Now I’m aware that you’ve also suggested that the legal merits of the case themselves might be of interest to Pryor. And–true to my good-hearted nature ;)-- I have agreed that might also be a factor. Still, it seems increasingly deluded to ignore the fact that in addition to these morally and politically neutral motives, Pryor seems to enthusiastically embrace the religious right agenda. Have you not seen enough to convince you?
“PS – the AG is not “handpicked” in Alabama. He is elected.”
Yep. That’s why I gave you only hypothetical examples of Sullivan or Kennedy picks, as well as why I specifically described Pryor as being “in cahoots” with the fundie governor–not handpicked by him.
“Let us suppose for the moment that this law was passed in a state where the Christian right is not a huge political factor. Let us further suppose that the AG of that state is an independent who is politically moderate. Finally, let us suppose that there is a strong argument to be made that this law is perfectly constitutional. Given those parameters, would it be appropriate for the AG to defend the law, including appealing the decisions of lower courts?”
This is an awkward hypothetical for several reasons: 1) it’s hard to imagine the law passing in a state without the Christian right. 2) you’re excluding the possibility (which I happen to believe) that there is an even stronger argument to be made this this law is not constitutional.
Here is an interesting sidepoint. According to this column on the subject, Georgia has the same obscenity code that resulted in the inadvertent vibrator ban in Alabma.
An excerpt:
“And you Georgians better knock off the Alabama jokes because Georgia has pretty much the same law in its obscenity code. I once thought it had been ruled unconstitutional, too, but it hasn’t. What happened was, Atlanta law-enforcers made a vibrator case, and though a Fulton County jury convicted the suspect, it publicly said the 1968 state law was “archaic” and noted such gadgets can have therapeutic value.”
Now I suppose that an AG with an, er, axe to grind on this subject might have disliked the jury’s decision and, perhaps, contemplated an appeal of some kind. The circumstances aren’t the same, of course. I realize the difference between a simple case of enforcing a long-forgotten law and a constitutional challenge to a fairly recent law–albeit one passed inadvertently. But it still goes to suggest just how activist Pryor seems to be with respect to repressing private sexual choice in his state. Of course, it’s possible that in attempting to police the sexual choices of Alabamans, Pryor is only the dutiful, um, tool of the legislature. But, given what we know, it seems much more likely that he’s signed on to the politics and morality in question.
And in either case, let me remind you, we still have President Bush, who is free to choose from among any number of qualified judges and lawyers in three states, making a beeline for the one with the religious-right profile.
“I think you’re letting your blinding hatred of all things Republican get in the way of cool analysis of the facts.”
As a matter of fact, I don’t hate “all things Republican” in the least.
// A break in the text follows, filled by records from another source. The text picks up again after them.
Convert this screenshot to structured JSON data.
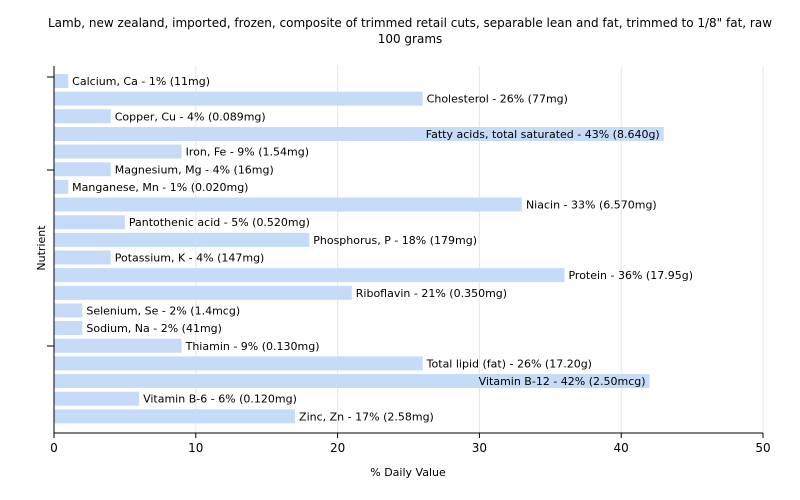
{
  "chart_data": {
    "type": "bar",
    "orientation": "horizontal",
    "title": "Lamb, new zealand, imported, frozen, composite of trimmed retail cuts, separable lean and fat, trimmed to 1/8\" fat, raw 100 grams",
    "xlabel": "% Daily Value",
    "ylabel": "Nutrient",
    "xlim": [
      0,
      50
    ],
    "xticks": [
      0,
      10,
      20,
      30,
      40,
      50
    ],
    "grid": true,
    "bar_color": "#c6dbf7",
    "categories": [
      "Calcium, Ca",
      "Cholesterol",
      "Copper, Cu",
      "Fatty acids, total saturated",
      "Iron, Fe",
      "Magnesium, Mg",
      "Manganese, Mn",
      "Niacin",
      "Pantothenic acid",
      "Phosphorus, P",
      "Potassium, K",
      "Protein",
      "Riboflavin",
      "Selenium, Se",
      "Sodium, Na",
      "Thiamin",
      "Total lipid (fat)",
      "Vitamin B-12",
      "Vitamin B-6",
      "Zinc, Zn"
    ],
    "values": [
      1,
      26,
      4,
      43,
      9,
      4,
      1,
      33,
      5,
      18,
      4,
      36,
      21,
      2,
      2,
      9,
      26,
      42,
      6,
      17
    ],
    "labels": [
      "Calcium, Ca - 1% (11mg)",
      "Cholesterol - 26% (77mg)",
      "Copper, Cu - 4% (0.089mg)",
      "Fatty acids, total saturated - 43% (8.640g)",
      "Iron, Fe - 9% (1.54mg)",
      "Magnesium, Mg - 4% (16mg)",
      "Manganese, Mn - 1% (0.020mg)",
      "Niacin - 33% (6.570mg)",
      "Pantothenic acid - 5% (0.520mg)",
      "Phosphorus, P - 18% (179mg)",
      "Potassium, K - 4% (147mg)",
      "Protein - 36% (17.95g)",
      "Riboflavin - 21% (0.350mg)",
      "Selenium, Se - 2% (1.4mcg)",
      "Sodium, Na - 2% (41mg)",
      "Thiamin - 9% (0.130mg)",
      "Total lipid (fat) - 26% (17.20g)",
      "Vitamin B-12 - 42% (2.50mcg)",
      "Vitamin B-6 - 6% (0.120mg)",
      "Zinc, Zn - 17% (2.58mg)"
    ]
  }
}
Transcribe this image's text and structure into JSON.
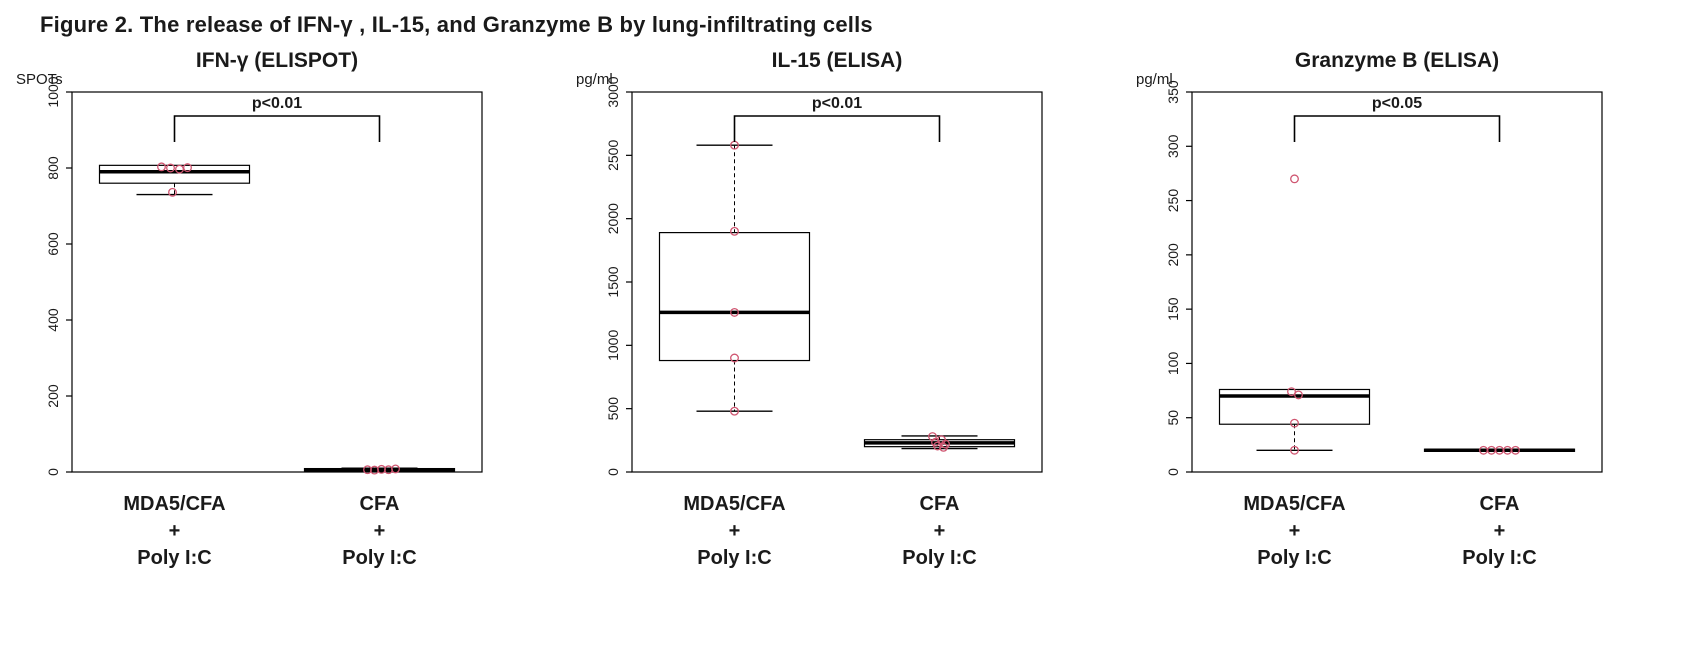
{
  "figure_title": "Figure 2. The release of IFN-γ , IL-15, and Granzyme B by lung-infiltrating cells",
  "colors": {
    "point": "#cf5570",
    "axis": "#000000",
    "text": "#1a1a1a",
    "background": "#ffffff"
  },
  "chart_data": [
    {
      "type": "boxplot",
      "title": "IFN-γ (ELISPOT)",
      "ylabel": "SPOTs",
      "ylim": [
        0,
        1000
      ],
      "yticks": [
        0,
        200,
        400,
        600,
        800,
        1000
      ],
      "p_label": "p<0.01",
      "groups": [
        {
          "label_lines": [
            "MDA5/CFA",
            "+",
            "Poly I:C"
          ],
          "stats": {
            "whisker_low": 730,
            "q1": 760,
            "median": 790,
            "q3": 807,
            "whisker_high": 807
          },
          "points": [
            803,
            800,
            797,
            801,
            736
          ],
          "dx": [
            -13,
            -4,
            5,
            13,
            -2
          ]
        },
        {
          "label_lines": [
            "CFA",
            "+",
            "Poly I:C"
          ],
          "stats": {
            "whisker_low": 2,
            "q1": 3,
            "median": 6,
            "q3": 9,
            "whisker_high": 10
          },
          "points": [
            6,
            5,
            7,
            6,
            8
          ],
          "dx": [
            -12,
            -5,
            2,
            9,
            16
          ]
        }
      ]
    },
    {
      "type": "boxplot",
      "title": "IL-15 (ELISA)",
      "ylabel": "pg/ml",
      "ylim": [
        0,
        3000
      ],
      "yticks": [
        0,
        500,
        1000,
        1500,
        2000,
        2500,
        3000
      ],
      "p_label": "p<0.01",
      "groups": [
        {
          "label_lines": [
            "MDA5/CFA",
            "+",
            "Poly I:C"
          ],
          "stats": {
            "whisker_low": 480,
            "q1": 880,
            "median": 1260,
            "q3": 1890,
            "whisker_high": 2580
          },
          "points": [
            2580,
            1900,
            1260,
            900,
            480
          ],
          "dx": [
            0,
            0,
            0,
            0,
            0
          ]
        },
        {
          "label_lines": [
            "CFA",
            "+",
            "Poly I:C"
          ],
          "stats": {
            "whisker_low": 185,
            "q1": 200,
            "median": 230,
            "q3": 255,
            "whisker_high": 285
          },
          "points": [
            280,
            255,
            235,
            220,
            205,
            195
          ],
          "dx": [
            -7,
            2,
            -4,
            6,
            -2,
            4
          ]
        }
      ]
    },
    {
      "type": "boxplot",
      "title": "Granzyme B (ELISA)",
      "ylabel": "pg/ml",
      "ylim": [
        0,
        350
      ],
      "yticks": [
        0,
        50,
        100,
        150,
        200,
        250,
        300,
        350
      ],
      "p_label": "p<0.05",
      "groups": [
        {
          "label_lines": [
            "MDA5/CFA",
            "+",
            "Poly I:C"
          ],
          "stats": {
            "whisker_low": 20,
            "q1": 44,
            "median": 70,
            "q3": 76,
            "whisker_high": 76
          },
          "points": [
            270,
            74,
            71,
            45,
            20
          ],
          "dx": [
            0,
            -3,
            4,
            0,
            0
          ]
        },
        {
          "label_lines": [
            "CFA",
            "+",
            "Poly I:C"
          ],
          "stats": {
            "whisker_low": 19,
            "q1": 19,
            "median": 20,
            "q3": 21,
            "whisker_high": 21
          },
          "points": [
            20,
            20,
            20,
            20,
            20
          ],
          "dx": [
            -16,
            -8,
            0,
            8,
            16
          ]
        }
      ]
    }
  ]
}
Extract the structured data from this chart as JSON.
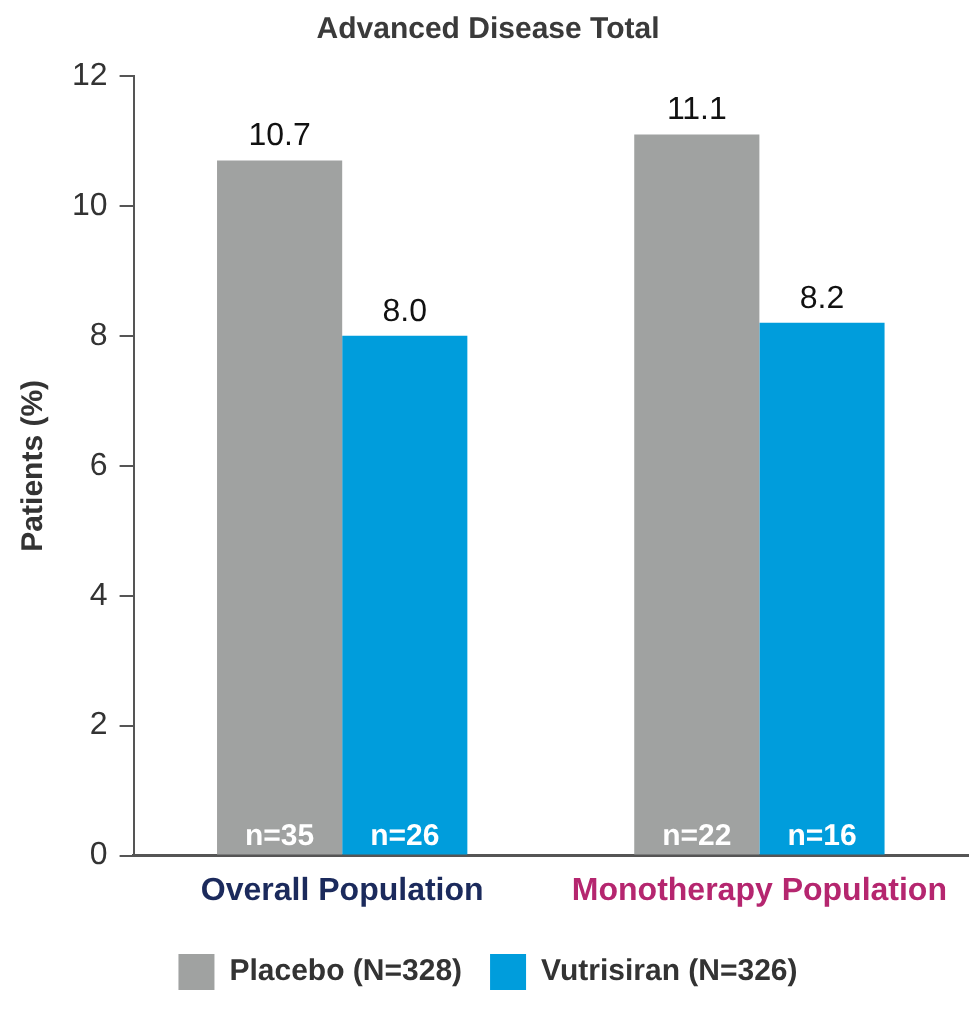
{
  "chart_data": {
    "type": "bar",
    "title": "Advanced Disease Total",
    "ylabel": "Patients (%)",
    "categories": [
      "Overall Population",
      "Monotherapy Population"
    ],
    "series": [
      {
        "name": "Placebo (N=328)",
        "color": "#a0a2a1",
        "values": [
          10.7,
          11.1
        ],
        "value_labels": [
          "10.7",
          "11.1"
        ]
      },
      {
        "name": "Vutrisiran (N=326)",
        "color": "#009ddc",
        "values": [
          8.0,
          8.2
        ],
        "value_labels": [
          "8.0",
          "8.2"
        ]
      }
    ],
    "annotations": [
      "n=35",
      "n=26",
      "n=22",
      "n=16"
    ],
    "ylim": [
      0,
      12
    ],
    "yticks": [
      0,
      2,
      4,
      6,
      8,
      10,
      12
    ],
    "grid": false,
    "legend": "bottom"
  }
}
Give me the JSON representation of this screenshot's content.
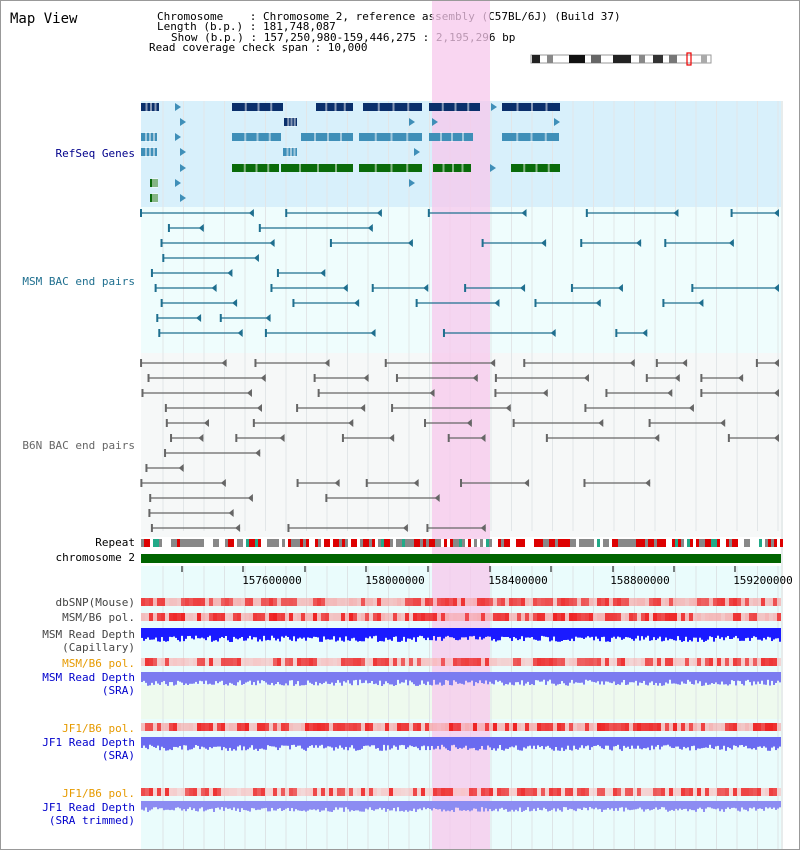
{
  "header": {
    "title": "Map View",
    "chromosome_line": "Chromosome    : Chromosome 2, reference assembly (C57BL/6J) (Build 37)",
    "length_line": "Length (b.p.) : 181,748,087",
    "show_line": "Show (b.p.) : 157,250,980-159,446,275 : 2,195,296 bp",
    "coverage_line": "Read coverage check span : 10,000"
  },
  "tracks": {
    "refseq": "RefSeq Genes",
    "msm_bac": "MSM BAC end pairs",
    "b6n_bac": "B6N BAC end pairs",
    "repeat": "Repeat",
    "chromosome": "chromosome 2",
    "dbsnp": "dbSNP(Mouse)",
    "msm_b6_pol_1": "MSM/B6 pol.",
    "msm_read_depth_cap_1": "MSM Read Depth",
    "msm_read_depth_cap_2": "(Capillary)",
    "msm_b6_pol_2": "MSM/B6 pol.",
    "msm_read_depth_sra_1": "MSM Read Depth",
    "msm_read_depth_sra_2": "(SRA)",
    "jf1_b6_pol_1": "JF1/B6 pol.",
    "jf1_read_depth_sra_1": "JF1 Read Depth",
    "jf1_read_depth_sra_2": "(SRA)",
    "jf1_b6_pol_2": "JF1/B6 pol.",
    "jf1_read_depth_trim_1": "JF1 Read Depth",
    "jf1_read_depth_trim_2": "(SRA trimmed)"
  },
  "axis": {
    "ticks": [
      "157600000",
      "158000000",
      "158400000",
      "158800000",
      "159200000"
    ]
  },
  "colors": {
    "refseq_dark": "#0a2f6b",
    "refseq_mid": "#3f8fb8",
    "refseq_green": "#0a6b0a",
    "msm_bac": "#1f6f8f",
    "b6n_bac": "#666666",
    "highlight": "#f7c8ec",
    "chromosome_bar": "#006400"
  }
}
There are, after all, those attractive blue suits that the women are so fond of 
As to cool analyses of the facts, well,
. Need I say more?
Honestly, Big D, I can imagine how annoying it must be for you to be prodded with the reality of Republican political beholdenness to religious fundamentalism, and a Puritanical fear of sex. Why don’t you call me an ass a few more times? It might make you feel better ;).
Oh and, Bricker, please rest assured that neither you nor Dewey needs to instruct me on basic questions about attorney practice. I’m just about the only person in my family who isn’t a lawyer, and, as a result, am a reasonably well-informed layperson with respect to what lawyers do. (How else could I keep up with the hair-splitting that you two are prone to?
) In any case, I haven’t misunderstood Dewey’s arguments; I’ve simply found them insufficient. Presumably that is more clear than ever now.